Community Foundation Announces $17M in 3Q Grants
The Community Foundation for Southeast Michigan announced more than $17 million in grants to organizations and initiatives in areas including arts, education, health, human services, and youth development.

“During a year of tremendous uncertainty, the Community Foundation continues to focus on making permanent, positive change in our region,” says Mariam C. Noland, president of the Community Foundation for Southeast Michigan. “We are proud to support organizations in all the areas we serve as they continue to rise and meet the challenges of COVID-19.”

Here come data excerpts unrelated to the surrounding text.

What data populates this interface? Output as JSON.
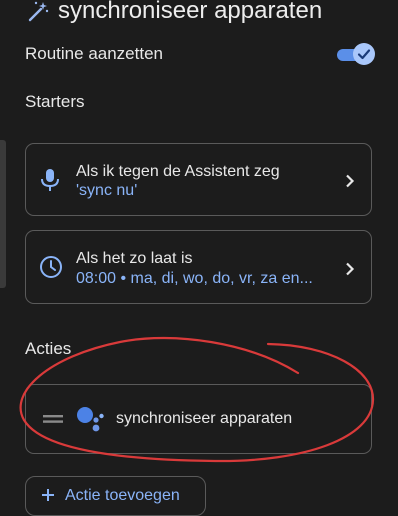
{
  "header": {
    "title": "synchroniseer apparaten",
    "icon": "magic-wand-icon"
  },
  "routine_toggle": {
    "label": "Routine aanzetten",
    "state": "on",
    "accent": "#a9c7fa"
  },
  "starters": {
    "title": "Starters",
    "items": [
      {
        "line1": "Als ik tegen de Assistent zeg",
        "line2": "'sync nu'",
        "icon": "microphone-icon"
      },
      {
        "line1": "Als het zo laat is",
        "line2": "08:00 • ma, di, wo, do, vr, za en...",
        "icon": "clock-icon"
      }
    ]
  },
  "actions": {
    "title": "Acties",
    "items": [
      {
        "label": "synchroniseer apparaten",
        "icon": "google-assistant-icon"
      }
    ],
    "add_label": "Actie toevoegen"
  },
  "colors": {
    "link": "#8ab4f8",
    "annotation": "#d93a3a",
    "background": "#1c1c1c"
  }
}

Grants announced during the third quarter include:

For the arts:

  • $75,000 to the Arab American National Museum to hire staff experts to create high quality digital formats for museum accessibility.
  • $70,362 to the Ann Arbor Hands-On Museum to support District Wide Discovery, a STEM program for 4th graders in three counties and school districts.
  • $35,000 to Downriver Council for the Arts to support technology upgrades for strategic plan implementation during and beyond the COVID-19 crisis.

For civic life:

  • $34,348 to Count MI Vote Education Fund for support to educate southeast Michigan residents about safe voting practices in the wake of COVID-19.
  • $30,000 to Streetwise Partners, Inc. for support to scale the workforce development mentoring program for unemployed and underemployed adults.

For education:

  • $65,000 to St. Louis Center for Exceptional Children and Adults for support for infrastructure upgrades and on-site educational support services for children with intellectual and developmental disabilities.
  • $25,000 to Mercy Education Project for support to develop infrastructure, action plans, and training required to implement remote learning.

For the environment:

  • $75,000 to Huron River Watershed Council to support diversity, equity, and inclusion planning and integration, in partnership with Friends of the Rouge and the Clinton River Watershed Council.

For health:

  • $35,000 to Hegira Health, Inc. to support a coordinated community response between law enforcement officers and mental health professionals for individuals in crisis.
  • $30,000 to Hospice of Michigan to support additional telehealth training and virtual technology equipment due to COVID-19.

For human services:

  • $63,600 to Cass Community Social Services, Inc. to support a mental health staff position to address COVID-19-related difficulties among individuals and families experiencing homelessness and housing insecurity.
  • $50,000 to Community Housing Network, Inc. for support to expand homelessness prevention, rental assistance program and emergency housing programs in anticipation of increased need due to COVID-19.
  • $48,200 to Mai Family Services for support over two years to provide culturally sensitive, victim-centered and trauma-informed services to South Asian women who have experienced domestic violence.

For youth development:

  • $40,000 to Girls Group for support to provide social-emotional support and academic resilience programming for young women in Washtenaw County.
  • $38,000 to Michigan Organization on Adolescent Sexual Health to establish a virtual transgender youth advisory council to cultivate support, leadership, and personal advocacy among members.

Grants also were approved for the Michigan Justice Fund, the Pontiac Funders Collaborative, and other programs.